Understanding how much of your Bike Shop’s budget to allocate towards marketing can be tricky. On one hand, anytime you’re able to invest in marketing and have a positive impact on net income, you should probably do so; on the other hand, not all marketing investments are good ones and most have a point of diminishing returns. Investments in marketing aren’t just about attracting new customers: the right kind of marketing drives business from existing customers in ways that are often significantly more cost effective. Of course, the best marketing plan in the world won’t help your business if retailing fundamentals like strong merchandising and good customer service aren’t there to support it.
“A man who stops advertising to save money is like a man who stops a clock to save time.”
– Henry Ford –
The NBDA reports that on average, bike shops in the US spend 3% of their annual revenue on Advertising and Promotion.
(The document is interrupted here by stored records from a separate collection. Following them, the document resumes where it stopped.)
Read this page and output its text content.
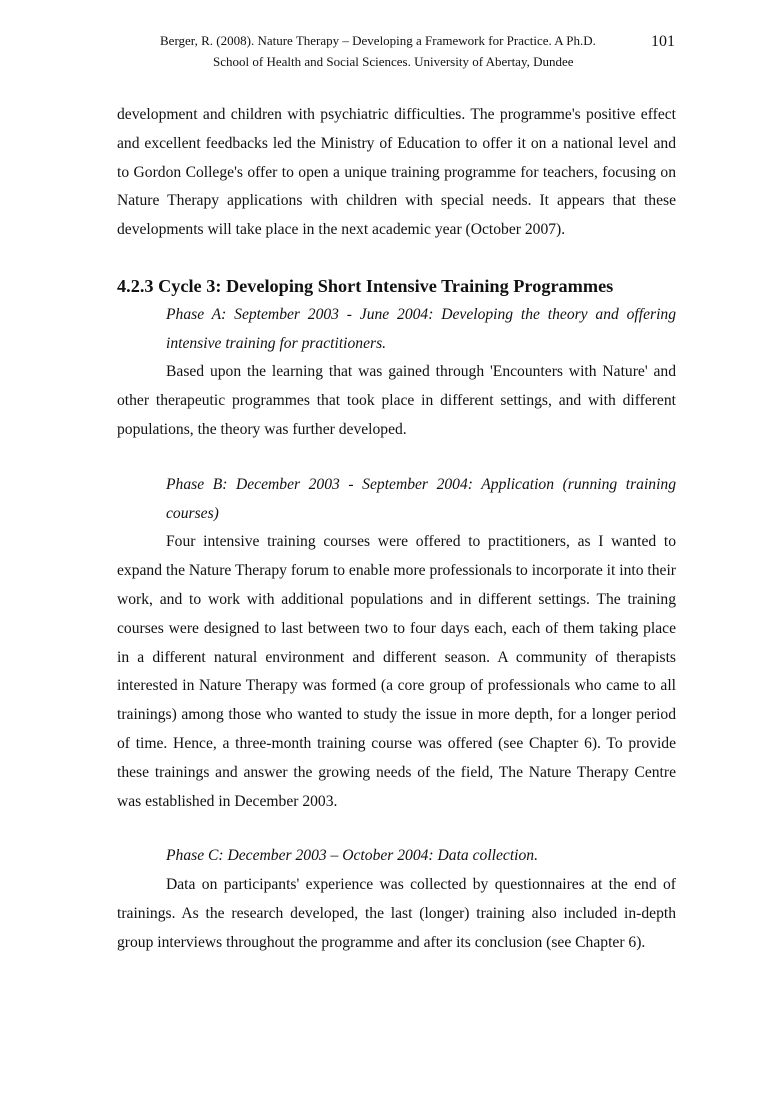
Berger, R. (2008). Nature Therapy – Developing a Framework for Practice. A Ph.D.	101
School of Health and Social Sciences. University of Abertay, Dundee

development and children with psychiatric difficulties. The programme's positive effect and excellent feedbacks led the Ministry of Education to offer it on a national level and to Gordon College's offer to open a unique training programme for teachers, focusing on Nature Therapy applications with children with special needs. It appears that these developments will take place in the next academic year (October 2007).

4.2.3 Cycle 3: Developing Short Intensive Training Programmes

Phase A: September 2003 - June 2004: Developing the theory and offering intensive training for practitioners.

Based upon the learning that was gained through 'Encounters with Nature' and other therapeutic programmes that took place in different settings, and with different populations, the theory was further developed.

Phase B: December 2003 - September 2004: Application (running training courses)

Four intensive training courses were offered to practitioners, as I wanted to expand the Nature Therapy forum to enable more professionals to incorporate it into their work, and to work with additional populations and in different settings. The training courses were designed to last between two to four days each, each of them taking place in a different natural environment and different season. A community of therapists interested in Nature Therapy was formed (a core group of professionals who came to all trainings) among those who wanted to study the issue in more depth, for a longer period of time. Hence, a three-month training course was offered (see Chapter 6). To provide these trainings and answer the growing needs of the field, The Nature Therapy Centre was established in December 2003.

Phase C: December 2003 – October 2004: Data collection.

Data on participants' experience was collected by questionnaires at the end of trainings. As the research developed, the last (longer) training also included in-depth group interviews throughout the programme and after its conclusion (see Chapter 6).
High volume, low margin national chains like Target spend 2% and slightly higher margin retailers like Macy's report marketing expenses at 5% of gross sales. If your store is in a position in which lasting success depends on increased sales volume, you may want to work on getting really good at marketing and once you do, consider spending a little more than the national average. While it worked out pretty well for Kevin Costner in Field of Dreams, an "If you build it they will come" mentality to growing a bike shop won’t cut it in a competitive marketplace. Given the reach of the world wide web, not even the smallest of of small-town shops can survive without a good marketing strategy.
Looking at ROI from marketing in terms of short term-and long-term payback can help put your investment into perspective. For example, expect an immediate marketing payback in the short-term by running ads and creating collateral for a specific sale or event. Expect long-term returns from building your brand by creating a logo, developing a website, and tying all that together with a great in store presentation. Of course, both ROI strategies are linked because having a strong brand may allow you to get more return out of some of your short-term marketing investments.
So how much should you invest in marketing? You can start with the 3% of gross sales benchmark from the NBDA (National Bicycle Dealers Association), but the answer is $0 if you can’t generate any ROI. Local retailers are in a position to understand their target market far better than any national chain ever could, so make this a competitive advantage by learning how your customers shop and what they're buying. Once you understand your audience, invest in marketing that resonates with them and that’s targeted so you aren’t paying for exposure to the wrong people. The days of a set-it-and-forget-it approach are gone; effective marketing requires on-the-fly adjustments and accurate measurements for your business. How much you invest in marketing depends on the store’s goals, its financial position, and perhaps most importantly, what the anticipated ROI might be. One thing is certain: if you have marketing investments that profitably drive sales, cutting back on those expenditures will negatively impact your bottom line.